Where do we go from here? Many states are beginning their reopening phases, and this question continues to linger inside many people’s heads. How are things going to be different? As we have seen COVID 19 take our world by storm, every area of our world has had to rethink the way in which they perform and live a “regular life.” Whether it's universities suspending in-class instruction, small businesses unable to open again due to stay-at-home orders, or at-risk populations frightened for their lives to simply step outside, things have certainly changed. The way in which our world perceived as a normal life will no longer be the status quo, and the way in which society functions, in every facet, will be different moving forward.
Politico magazine interviewed 34, “macro” thinkers of our world to investigate their personal analyses of how our world will be reshaped following a global, novel virus. For many Americans specifically, this pandemic has resurfaced similar feelings and behaviors from that of the 9/11 terrorist attacks and the 2008 financial crisis. They compare how our world will begin to operate under these new, normal circumstances, and if we are truly prepared to open our doors back out to what will be considered a new global state.
The first theme we will begin to contemplate and think more intensely on are our personal relationships and interactions. Deborah Tannen, linguistics professor at Georgetown, wrote how many future choices will no longer be of contemplating on if we can do this online or not, but rather is what we are doing pressing enough to be in person? While prior to COVID 19, we lived in an extremely globalized society, companies and colleagues on opposite ends of the globe could be reached in a matter of seconds, the typical office setting and group interaction is now forever altered. Shaking hands may become taboo, and loss of personal interaction will greatly change the way in which we interact with our neighbor, colleagues, and family.
Kenneth Rapoza from Forbes highlights how this pandemic even threatens our continued globalized world. As many have seen from the media, shipping, communication, and employment globally has come to a significant halt and shortage. With stay at home orders being put in place, the world is no longer turning around the axis that is its interconnectedness, but rather the wheels that spin right on their homeland. This specifically applies to the relationship China has with the rest of the Western world, and how that relationship will look following the pandemic, if it will ever go back to normal at all. Many have clearly established their prejudices towards the nation as being the one to start the spread of Coronavirus, which also means that going forward, many abroad offices and factories placed in China could very well return back to their homes. Below is a graphic from Bloomberg outlining various travel bans and restrictions throughout the globe, thus emphasizing our once globalized world and economy is starting the close their borders. The future of this is still uncertain as we continue to navigate how globalization and the post-COVID19 global economy will look like.

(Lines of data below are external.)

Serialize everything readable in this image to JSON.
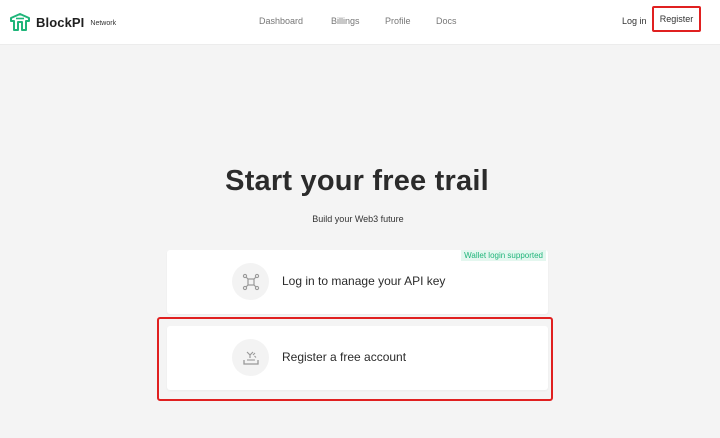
{
  "header": {
    "brand": "BlockPI",
    "brand_sub": "Network",
    "nav": [
      {
        "label": "Dashboard"
      },
      {
        "label": "Billings"
      },
      {
        "label": "Profile"
      },
      {
        "label": "Docs"
      }
    ],
    "login_label": "Log in",
    "register_label": "Register"
  },
  "hero": {
    "title": "Start your free trail",
    "subtitle": "Build your Web3 future"
  },
  "options": {
    "login": {
      "label": "Log in to manage your API key",
      "badge": "Wallet login supported",
      "icon": "network-nodes-icon"
    },
    "register": {
      "label": "Register a free account",
      "icon": "tray-download-icon"
    }
  },
  "colors": {
    "accent": "#1fb57a",
    "highlight": "#e02020",
    "background": "#f4f4f4"
  }
}
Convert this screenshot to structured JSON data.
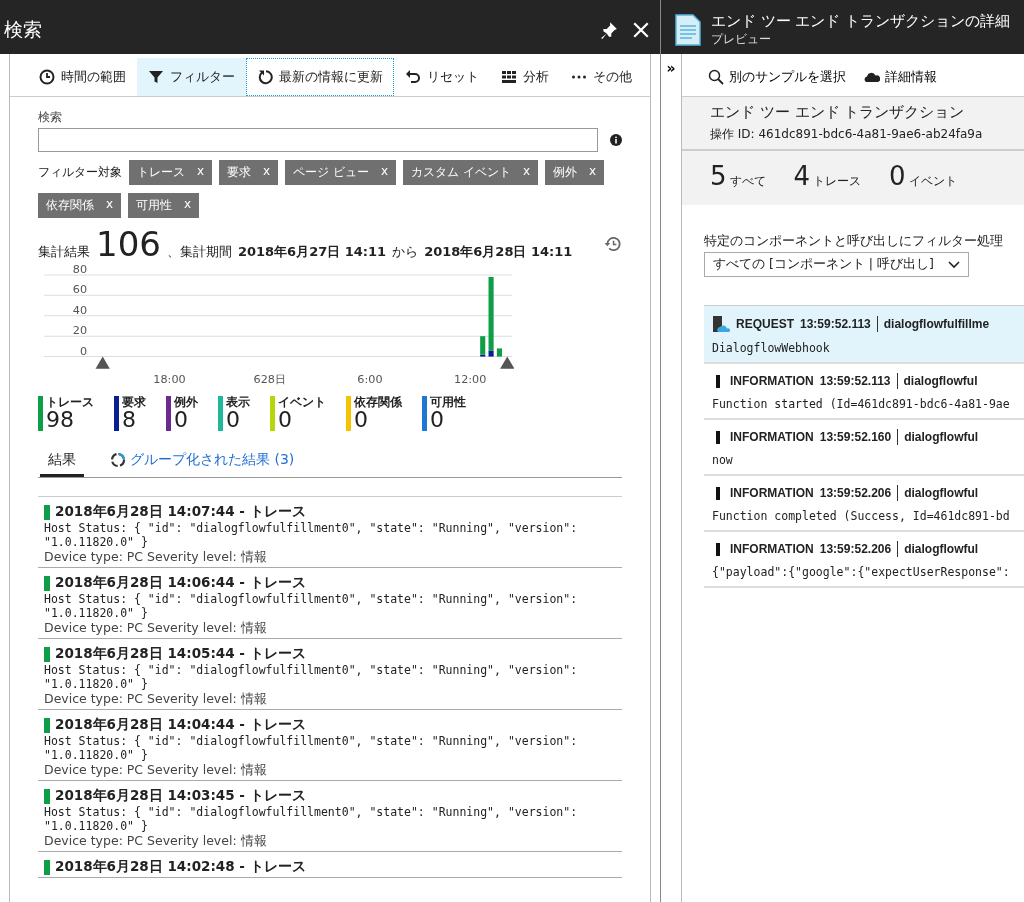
{
  "search_blade": {
    "title": "検索",
    "toolbar": [
      {
        "kind": "clock",
        "label": "時間の範囲",
        "selected": false,
        "focused": false
      },
      {
        "kind": "filter",
        "label": "フィルター",
        "selected": true,
        "focused": false
      },
      {
        "kind": "refresh",
        "label": "最新の情報に更新",
        "selected": false,
        "focused": true
      },
      {
        "kind": "reset",
        "label": "リセット",
        "selected": false,
        "focused": false
      },
      {
        "kind": "grid",
        "label": "分析",
        "selected": false,
        "focused": false
      },
      {
        "kind": "more",
        "label": "その他",
        "selected": false,
        "focused": false
      }
    ],
    "search": {
      "label": "検索"
    },
    "filter_label": "フィルター対象",
    "filter_chips": [
      {
        "label": "トレース",
        "close": "x"
      },
      {
        "label": "要求",
        "close": "x"
      },
      {
        "label": "ページ ビュー",
        "close": "x"
      },
      {
        "label": "カスタム イベント",
        "close": "x"
      },
      {
        "label": "例外",
        "close": "x"
      },
      {
        "label": "依存関係",
        "close": "x"
      },
      {
        "label": "可用性",
        "close": "x"
      }
    ],
    "summary": {
      "label": "集計結果",
      "total": "106",
      "period_label": "、集計期間",
      "from": "2018年6月27日 14:11",
      "from_word": "から",
      "to": "2018年6月28日 14:11"
    },
    "chart_data": {
      "type": "bar",
      "stacked": true,
      "grid": true,
      "ylim": [
        0,
        80
      ],
      "yticks": [
        0,
        20,
        40,
        60,
        80
      ],
      "categories": [
        null,
        null,
        null,
        null,
        null,
        null,
        null,
        null,
        null,
        null,
        null,
        null,
        null,
        null,
        null,
        "18:00",
        null,
        null,
        null,
        null,
        null,
        null,
        null,
        null,
        null,
        null,
        null,
        "628日",
        null,
        null,
        null,
        null,
        null,
        null,
        null,
        null,
        null,
        null,
        null,
        "6:00",
        null,
        null,
        null,
        null,
        null,
        null,
        null,
        null,
        null,
        null,
        null,
        "12:00",
        null,
        null,
        null,
        null
      ],
      "series": [
        {
          "color": "#0a1f8f",
          "values": [
            0,
            0,
            0,
            0,
            0,
            0,
            0,
            0,
            0,
            0,
            0,
            0,
            0,
            0,
            0,
            0,
            0,
            0,
            0,
            0,
            0,
            0,
            0,
            0,
            0,
            0,
            0,
            0,
            0,
            0,
            0,
            0,
            0,
            0,
            0,
            0,
            0,
            0,
            0,
            0,
            0,
            0,
            0,
            0,
            0,
            0,
            0,
            0,
            0,
            0,
            0,
            0,
            2,
            6,
            0,
            0
          ]
        },
        {
          "color": "#0e9e48",
          "values": [
            0,
            0,
            0,
            0,
            0,
            0,
            0,
            0,
            0,
            0,
            0,
            0,
            0,
            0,
            0,
            0,
            0,
            0,
            0,
            0,
            0,
            0,
            0,
            0,
            0,
            0,
            0,
            0,
            0,
            0,
            0,
            0,
            0,
            0,
            0,
            0,
            0,
            0,
            0,
            0,
            0,
            0,
            0,
            0,
            0,
            0,
            0,
            0,
            0,
            0,
            0,
            0,
            18,
            72,
            8,
            0
          ]
        }
      ]
    },
    "legend": [
      {
        "label": "トレース",
        "count": "98",
        "color": "#0e9e48"
      },
      {
        "label": "要求",
        "count": "8",
        "color": "#0a1f8f"
      },
      {
        "label": "例外",
        "count": "0",
        "color": "#6b2a8f"
      },
      {
        "label": "表示",
        "count": "0",
        "color": "#1fb89a"
      },
      {
        "label": "イベント",
        "count": "0",
        "color": "#b8d40a"
      },
      {
        "label": "依存関係",
        "count": "0",
        "color": "#f5c400"
      },
      {
        "label": "可用性",
        "count": "0",
        "color": "#1e78d2"
      }
    ],
    "tabs": [
      {
        "label": "結果",
        "selected": true,
        "loading": false
      },
      {
        "label": "グループ化された結果 (3)",
        "selected": false,
        "loading": true
      }
    ],
    "results": [
      {
        "title": "2018年6月28日 14:07:44 - トレース",
        "message": "Host Status: { \"id\": \"dialogflowfulfillment0\", \"state\": \"Running\", \"version\": \"1.0.11820.0\" }",
        "meta": "Device type: PC Severity level: 情報",
        "color": "#0e9e48"
      },
      {
        "title": "2018年6月28日 14:06:44 - トレース",
        "message": "Host Status: { \"id\": \"dialogflowfulfillment0\", \"state\": \"Running\", \"version\": \"1.0.11820.0\" }",
        "meta": "Device type: PC Severity level: 情報",
        "color": "#0e9e48"
      },
      {
        "title": "2018年6月28日 14:05:44 - トレース",
        "message": "Host Status: { \"id\": \"dialogflowfulfillment0\", \"state\": \"Running\", \"version\": \"1.0.11820.0\" }",
        "meta": "Device type: PC Severity level: 情報",
        "color": "#0e9e48"
      },
      {
        "title": "2018年6月28日 14:04:44 - トレース",
        "message": "Host Status: { \"id\": \"dialogflowfulfillment0\", \"state\": \"Running\", \"version\": \"1.0.11820.0\" }",
        "meta": "Device type: PC Severity level: 情報",
        "color": "#0e9e48"
      },
      {
        "title": "2018年6月28日 14:03:45 - トレース",
        "message": "Host Status: { \"id\": \"dialogflowfulfillment0\", \"state\": \"Running\", \"version\": \"1.0.11820.0\" }",
        "meta": "Device type: PC Severity level: 情報",
        "color": "#0e9e48"
      },
      {
        "title": "2018年6月28日 14:02:48 - トレース",
        "color": "#0e9e48"
      }
    ]
  },
  "detail_blade": {
    "title": "エンド ツー エンド トランザクションの詳細",
    "subtitle": "プレビュー",
    "expand": "»",
    "toolbar": [
      {
        "kind": "search",
        "label": "別のサンプルを選択"
      },
      {
        "kind": "cloud",
        "label": "詳細情報"
      }
    ],
    "heading": "エンド ツー エンド トランザクション",
    "operation_id": "操作 ID: 461dc891-bdc6-4a81-9ae6-ab24fa9a",
    "counts": [
      {
        "value": "5",
        "label": "すべて"
      },
      {
        "value": "4",
        "label": "トレース"
      },
      {
        "value": "0",
        "label": "イベント"
      }
    ],
    "filter": {
      "label": "特定のコンポーネントと呼び出しにフィルター処理",
      "value": "すべての [コンポーネント | 呼び出し]"
    },
    "timeline": [
      {
        "kind": "request",
        "type": "REQUEST",
        "time": "13:59:52.113",
        "source": "dialogflowfulfillme",
        "message": "DialogflowWebhook",
        "selected": true
      },
      {
        "kind": "information",
        "type": "INFORMATION",
        "time": "13:59:52.113",
        "source": "dialogflowful",
        "message": "Function started (Id=461dc891-bdc6-4a81-9ae",
        "selected": false
      },
      {
        "kind": "information",
        "type": "INFORMATION",
        "time": "13:59:52.160",
        "source": "dialogflowful",
        "message": "now",
        "selected": false
      },
      {
        "kind": "information",
        "type": "INFORMATION",
        "time": "13:59:52.206",
        "source": "dialogflowful",
        "message": "Function completed (Success, Id=461dc891-bd",
        "selected": false
      },
      {
        "kind": "information",
        "type": "INFORMATION",
        "time": "13:59:52.206",
        "source": "dialogflowful",
        "message": "{\"payload\":{\"google\":{\"expectUserResponse\":",
        "selected": false
      }
    ]
  }
}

China being one of the world’s leading economies, this new shift of globalization and relationships amongst global leaders will certainly change the way in which the global economy operates. Sonia Shah, author of Pandemic: Tracking Contagions From Cholera to Ebola and Beyond, writes on how consumer culture and mass consumerism will forever change as a result of COVID 19. As this mass consumerism comes to a slowing pace, she describes it as being a “reasonable price to pay” for the defense of our future against more mass contagions and pandemics. Due to the mass globalization of our planet, the environment and wildlife take a backseat in the discussion of world problems, thus allowing the proximity with which we interact with unknown animal microbes becomes heightened, says Sonia. Theda Skocpol, professor of government and sociology at Harvard, discusses how our inequality gap will widen, but particularly for the wealthiest fifth of Americans (Top 20%). This group of people have been able to withstand the hardships of this pandemic (i.e. job security, children with their own bedrooms, entertainment options, etc.) The bottom 80% have had to deal with unemployment, health risks, lack of affordable/available healthcare, and more and this pandemic only emphasizes and widens that gap.
While these times are certainly unprecedented and every nation has varying levels of approachability towards this pandemic, it has wholeheartedly brought nations together unlike anything ever before while also becoming a very polarized reality. Populations are banding together to protect, help, and strengthen their nation’s front line workers such as nurses, grocery store clerks, doctors, and more. While the near future is uncertain, I truly believe, as do many great scientists and thinkers of our time, that this will be a time that we look back upon and remember not only the ways in which this virus upended the daily lives of many, but also brought important topics regarding human rights to the frontline of conversations.